I think it depends upon your definition of mid-term and whether you have a defined use for this money or if it's just a cushion.
I would also have to ask whether you are maxing out your other accounts to get your full benefits.
If you expect to need this money in the next 3 years, then I think you would be wise to put it into a CD ladder / money market fund combination so that you would hopefully at least cover the inflation rate.
This is something that I grappled with quite a bit over the past few years. I'm sure many of us struggle with the loss aversion bias that makes the contemplation of losing money much stronger than the contemplation of gains on that money. Sometimes you just have to grit your teeth and set yourself a minimum safety cushion - whatever it takes to let yourself sleep at night - and make some moves in the mathematically advantageous direction with the rest.
No matter what the math says, you have to work within your own risk tolerance. As you note, you are already doing well to have this conundrum in the first place. Wrestling with where to put all this extra money is a nice problem to have!

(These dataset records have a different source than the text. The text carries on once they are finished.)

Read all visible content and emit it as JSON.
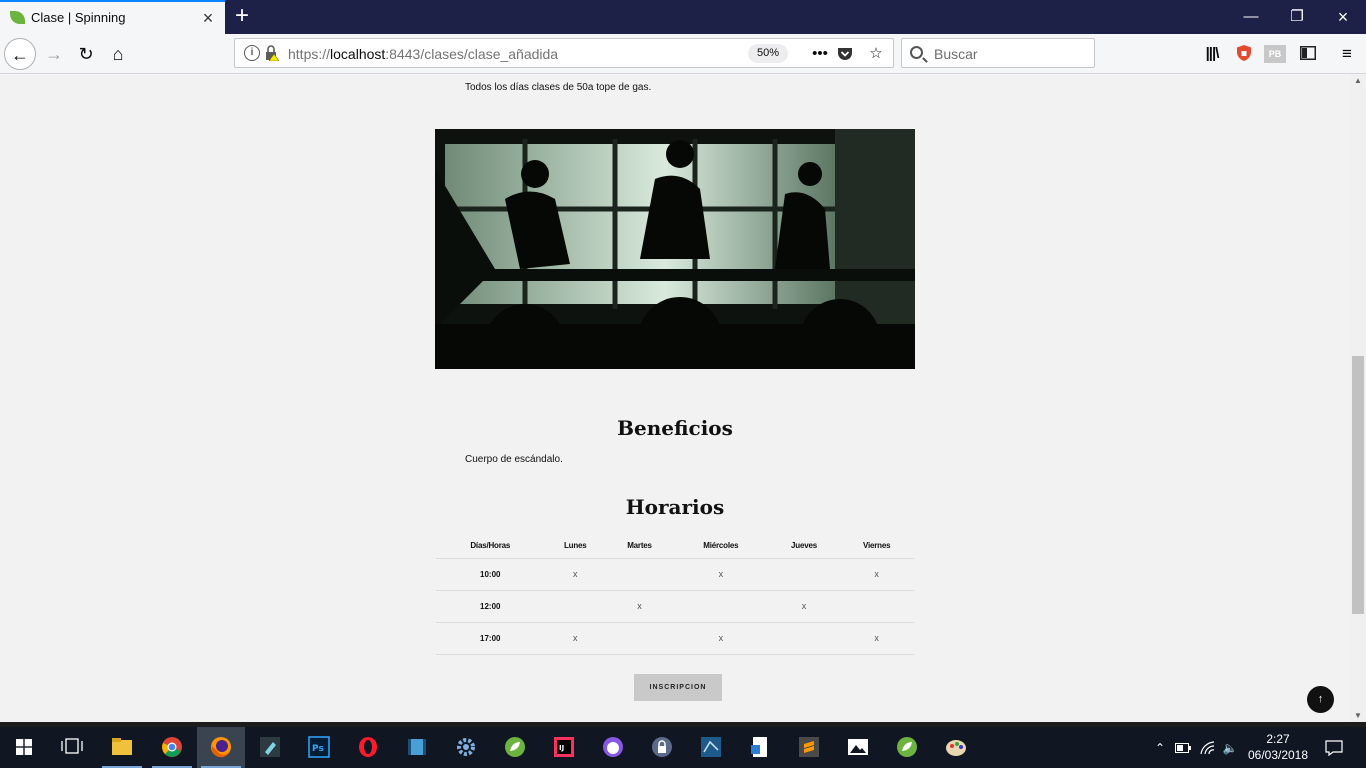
{
  "browser": {
    "tab_title": "Clase | Spinning",
    "url_prefix": "https://",
    "url_host": "localhost",
    "url_rest": ":8443/clases/clase_añadida",
    "zoom": "50%",
    "search_placeholder": "Buscar"
  },
  "page": {
    "description": "Todos los días clases de 50a tope de gas.",
    "benefits_title": "Beneficios",
    "benefits_text": "Cuerpo de escándalo.",
    "schedule_title": "Horarios",
    "schedule": {
      "headers": [
        "Días/Horas",
        "Lunes",
        "Martes",
        "Miércoles",
        "Jueves",
        "Viernes"
      ],
      "rows": [
        [
          "10:00",
          "x",
          "",
          "x",
          "",
          "x"
        ],
        [
          "12:00",
          "",
          "x",
          "",
          "x",
          ""
        ],
        [
          "17:00",
          "x",
          "",
          "x",
          "",
          "x"
        ]
      ]
    },
    "inscribe_label": "INSCRIPCION",
    "to_top_label": "↑"
  },
  "taskbar": {
    "time": "2:27",
    "date": "06/03/2018"
  },
  "colors": {
    "titlebar": "#1e2147",
    "accent": "#0a84ff",
    "spring_green": "#6db33f",
    "page_bg": "#f2f2f2"
  }
}
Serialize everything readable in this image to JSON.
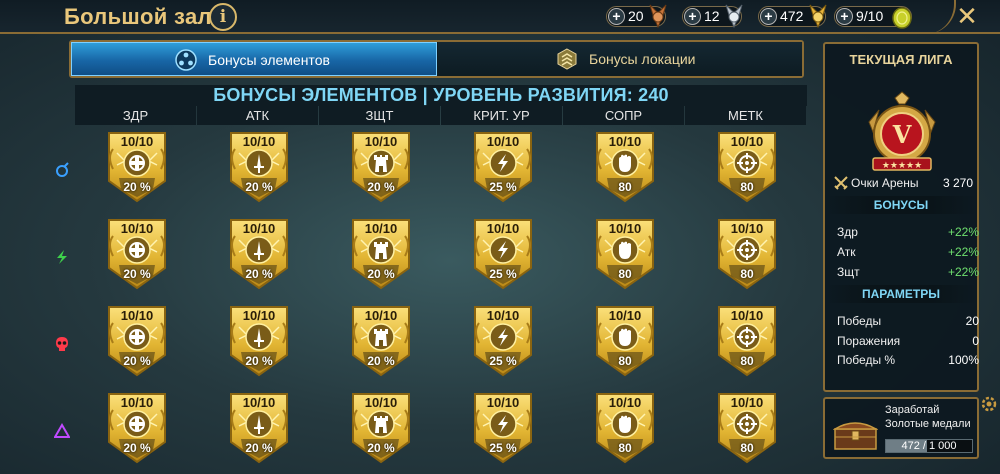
{
  "header": {
    "title": "Большой зал",
    "info_icon": "info-icon",
    "close_icon": "close-icon"
  },
  "resources": [
    {
      "name": "bronze-medal",
      "value": "20",
      "color": "#c9753a"
    },
    {
      "name": "silver-medal",
      "value": "12",
      "color": "#c0c8d0"
    },
    {
      "name": "gold-medal",
      "value": "472",
      "color": "#e8b43a"
    },
    {
      "name": "arena-token",
      "value": "9/10",
      "color": "#c8d02a"
    }
  ],
  "tabs": [
    {
      "label": "Бонусы элементов",
      "active": true,
      "icon": "elements-icon"
    },
    {
      "label": "Бонусы локации",
      "active": false,
      "icon": "location-icon"
    }
  ],
  "table": {
    "title": "БОНУСЫ ЭЛЕМЕНТОВ | УРОВЕНЬ РАЗВИТИЯ: 240",
    "columns": [
      {
        "label": "ЗДР",
        "symbol": "health-icon",
        "value": "20 %"
      },
      {
        "label": "АТК",
        "symbol": "sword-icon",
        "value": "20 %"
      },
      {
        "label": "ЗЩТ",
        "symbol": "tower-icon",
        "value": "20 %"
      },
      {
        "label": "КРИТ. УР",
        "symbol": "lightning-icon",
        "value": "25 %"
      },
      {
        "label": "СОПР",
        "symbol": "fist-icon",
        "value": "80"
      },
      {
        "label": "МЕТК",
        "symbol": "crosshair-icon",
        "value": "80"
      }
    ],
    "rows": [
      {
        "element": "magic-element-icon",
        "color": "#3aa0ff",
        "level": "10/10"
      },
      {
        "element": "force-element-icon",
        "color": "#3ed14b",
        "level": "10/10"
      },
      {
        "element": "spirit-element-icon",
        "color": "#ff3a4a",
        "level": "10/10"
      },
      {
        "element": "void-element-icon",
        "color": "#c04aff",
        "level": "10/10"
      }
    ]
  },
  "league": {
    "title": "ТЕКУЩАЯ ЛИГА",
    "rank_letter": "V",
    "arena_points_label": "Очки Арены",
    "arena_points_value": "3 270",
    "bonuses_title": "БОНУСЫ",
    "bonuses": [
      {
        "label": "Здр",
        "value": "+22%"
      },
      {
        "label": "Атк",
        "value": "+22%"
      },
      {
        "label": "Зщт",
        "value": "+22%"
      }
    ],
    "params_title": "ПАРАМЕТРЫ",
    "params": [
      {
        "label": "Победы",
        "value": "20"
      },
      {
        "label": "Поражения",
        "value": "0"
      },
      {
        "label": "Победы %",
        "value": "100%"
      }
    ]
  },
  "reward": {
    "line1": "Заработай",
    "line2": "Золотые медали",
    "progress_text": "472 / 1 000",
    "progress_fraction": 0.472
  },
  "colors": {
    "gold": "#e9c77b",
    "accent_blue": "#2f9ed9",
    "positive": "#6fe06f"
  }
}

Around tax time this year I decided that I had to do something productive with a large cash account balance that I had been carrying for the past few years. I had been maxing out my 401 and Roth accounts, and I had some taxable funds as well, so I was able to rationalize that having a big chunk of cash was the 'prudent' and perhaps even 'strategic' thing to do. After all, the market was at historic highs. The PE10 was getting really up there. A correction or even a bear had to be just around the corner, no doubt waiting for me to put this money into play before pouncing. Isn't it smarter to wait for that correction and then push my chips in at lower valuations?
That little conversation went on in my head for almost 4 years. 4 years of market gains. 4 years of earning .01% return on $100K. Yeah, I hadn't even put it into any CDs because I wanted it to be liquid in case of a big market correction. Even online savings accounts would have been an improvement. But fear makes us stupid.
I finally took some steps this spring. I put a few thousand a month for 3 months into VTSAX and VBTLX funds. This was sort of a dollar-cost-average psychology thing. I moved my sleep-at-night minimum of 20K into a MM fund where I got a $200 bonus (capital One 360 account). This put it on par with a 5 year CD (for this first year, anyway) without locking up those funds. I also put 15K toward my mortgage principal.
I realize that this is probably not the statistically optimal way to distribute that money. But it beats the heck out of leaving it in a savings account.